ESSAY: Why Did Japan Attack the United States?

 ESSAY: Why Did Japan Attack the United States?



The reasoning behind Japan’s intention to attack the United States in 1941, and thus start the Pacific War (1941-1945), although still debated, is owed to a lack of resources, a growing population, economic tension. Further, the chaos that was China and the subsequent investment in Manchuria by Japan all coalesced to tilt Japan towards an aggressive and militarist solution to the social, economic, and foreign policy issues of the day.

The decisions that Japan made leading up to December 1941 stemmed from the previous 10 years. The 1930 Naval Disarmament Treaty of London had a most profound and negative impact to a maritime power such as Japan. The militarists in Tokyo were flexing more influence on a weak central government.

The growing population of Japan and the imported food stuffs required necessitated geographical expansion for a) emigration away from the Japanese home islands and b) resources.  Japan had occupied Formosa (Taiwan) in 1895 and Korea in 1910 and would eventually secure resources in China through legitimate means. The ‘Mukden incident,’ in 1931 saw Manchuria invaded, owing to the local Japanese Commanders response to a railway (Japanese owned railway) bombing and from “encouragement of a section of the General Staff in Tokyo,”[1]

The region that was East Asia in 1931 to 1941 was occupied by the Dutch in Indonesia, the British in Singapore, Hong Kong, Ceylon, India, Burma, and Malaya. The United States was in the Philippines, Guam, and Hawaii, and the French were in Indochina (Laos, Vietnam) and New Caledonia among others. Japan, after her involvement in Manchuria, was immediately isolated by the European powers.

The economic pressure Japan experienced in the early 1930’s began with tying the yen to gold, which saw Japanese currency undervalued and “when the gold standard was abandoned in December 1931, the yen fell be about 40 percent.”[2]

As for the United States, Japan could only conclude that she would ally with Great Britain, eventually join in the war and fully support the Europeans across South East Asia. As Japan watched events unfold in Europe, the mood in Tokyo stiffened against unfair tariffs set by European colonies, and saw opportunities as one European nation after another was felled by Nazi Germany. The Japanese ultimately settled on a course that would seize every available resource from rubber and tin in Burma to petroleum in Indonesia. And Japan did so realizing the United States would have to be contended with.

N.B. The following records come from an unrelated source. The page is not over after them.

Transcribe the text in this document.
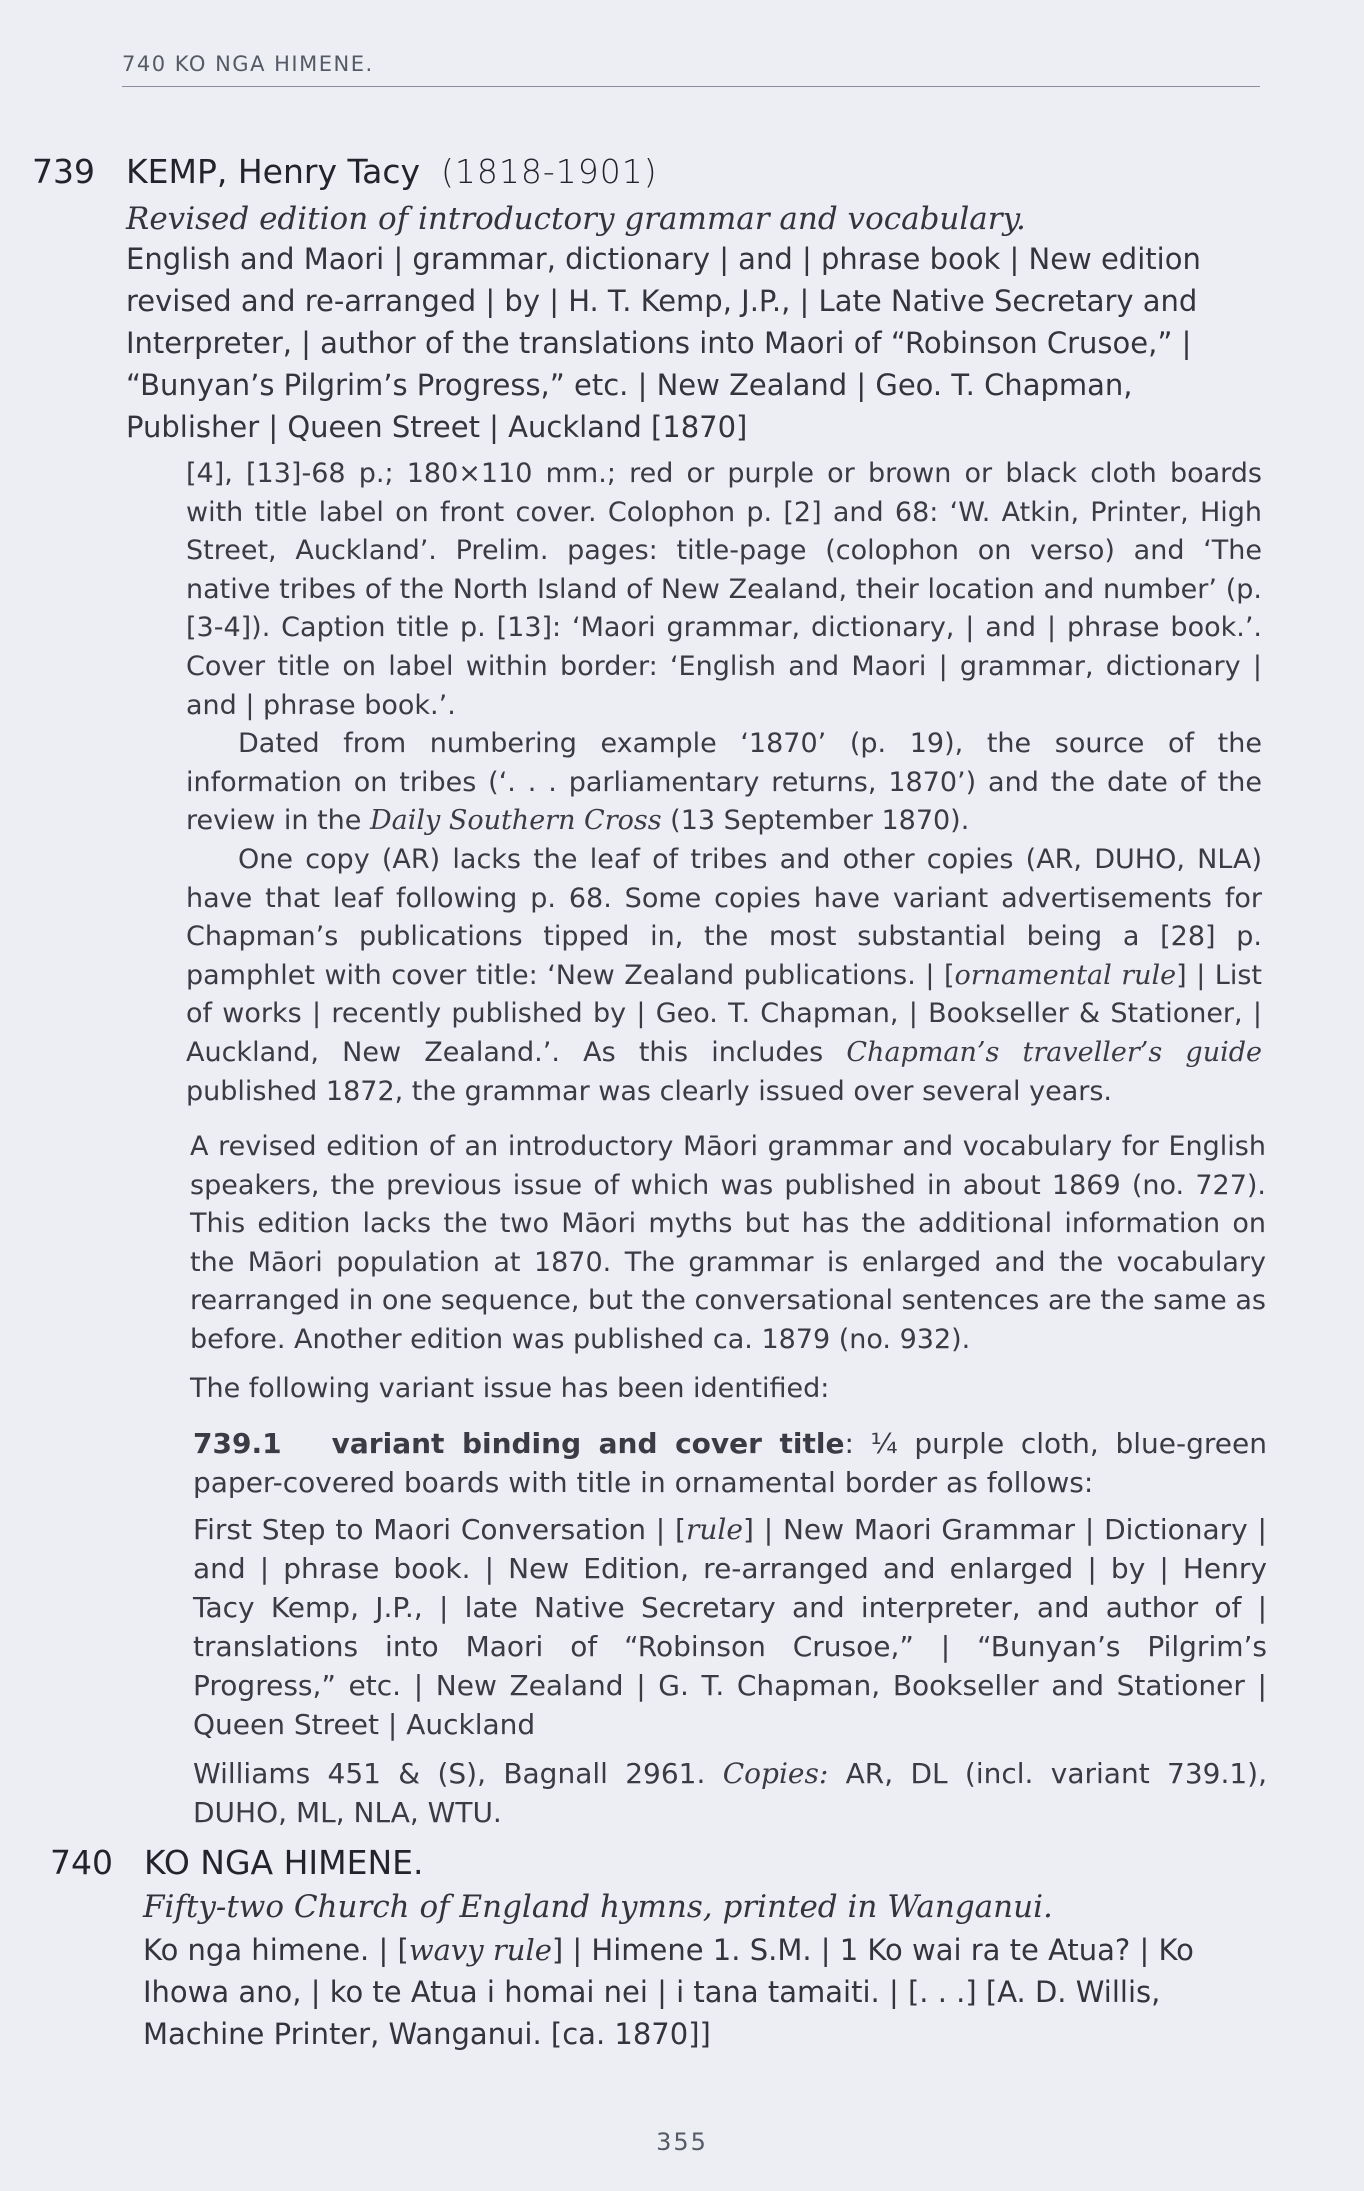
740 KO NGA HIMENE.
739 KEMP, Henry Tacy (1818-1901)
Revised edition of introductory grammar and vocabulary.
English and Maori | grammar, dictionary | and | phrase book | New edition
revised and re-arranged | by | H. T. Kemp, J.P., | Late Native Secretary and
Interpreter, | author of the translations into Maori of “Robinson Crusoe,” |
“Bunyan’s Pilgrim’s Progress,” etc. | New Zealand | Geo. T. Chapman,
Publisher | Queen Street | Auckland [1870]

[4], [13]-68 p.; 180×110 mm.; red or purple or brown or black cloth boards with title label on front cover. Colophon p. [2] and 68: ‘W. Atkin, Printer, High Street, Auckland’. Prelim. pages: title-page (colophon on verso) and ‘The native tribes of the North Island of New Zealand, their location and number’ (p. [3-4]). Caption title p. [13]: ‘Maori grammar, dictionary, | and | phrase book.’. Cover title on label within border: ‘English and Maori | grammar, dictionary | and | phrase book.’.

Dated from numbering example ‘1870’ (p. 19), the source of the information on tribes (‘. . . parliamentary returns, 1870’) and the date of the review in the Daily Southern Cross (13 September 1870).

One copy (AR) lacks the leaf of tribes and other copies (AR, DUHO, NLA) have that leaf following p. 68. Some copies have variant advertisements for Chapman’s publications tipped in, the most substantial being a [28] p. pamphlet with cover title: ‘New Zealand publications. | [ornamental rule] | List of works | recently published by | Geo. T. Chapman, | Bookseller & Stationer, | Auckland, New Zealand.’. As this includes Chapman’s traveller’s guide published 1872, the grammar was clearly issued over several years.

A revised edition of an introductory Māori grammar and vocabulary for English speakers, the previous issue of which was published in about 1869 (no. 727). This edition lacks the two Māori myths but has the additional information on the Māori population at 1870. The grammar is enlarged and the vocabulary rearranged in one sequence, but the conversational sentences are the same as before. Another edition was published ca. 1879 (no. 932).

The following variant issue has been identified:

739.1 variant binding and cover title: ¼ purple cloth, blue-green paper-covered boards with title in ornamental border as follows:

First Step to Maori Conversation | [rule] | New Maori Grammar | Dictionary | and | phrase book. | New Edition, re-arranged and enlarged | by | Henry Tacy Kemp, J.P., | late Native Secretary and interpreter, and author of | translations into Maori of “Robinson Crusoe,” | “Bunyan’s Pilgrim’s Progress,” etc. | New Zealand | G. T. Chapman, Bookseller and Stationer | Queen Street | Auckland

Williams 451 & (S), Bagnall 2961. Copies: AR, DL (incl. variant 739.1), DUHO, ML, NLA, WTU.

740 KO NGA HIMENE.
Fifty-two Church of England hymns, printed in Wanganui.
Ko nga himene. | [wavy rule] | Himene 1. S.M. | 1 Ko wai ra te Atua? | Ko
Ihowa ano, | ko te Atua i homai nei | i tana tamaiti. | [. . .] [A. D. Willis,
Machine Printer, Wanganui. [ca. 1870]]
355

“…It is impossible not to reach the conclusion that the American Government desires to maintain and strengthen, in coalition with Great Britain and other Powers, its dominant position it has hitherto occupied not only in China but in other areas of East Asia.”[3]

As such, Japan set course in December, 1941 with the “Kido Butai,” or 1st Air Fleet towards the American Pacific Fleet anchored in Pearl Harbor, Hawaii.



[1] Parker, R.A.C., The Second World War: A Short History, (Oxford: Oxford University Press, 1989), 74

[2] Ibid., 74

[3] The United States in WWII, ed. Piehler, G. Kurt, (Chichester: Wiley-Blackwell, 2013), 42.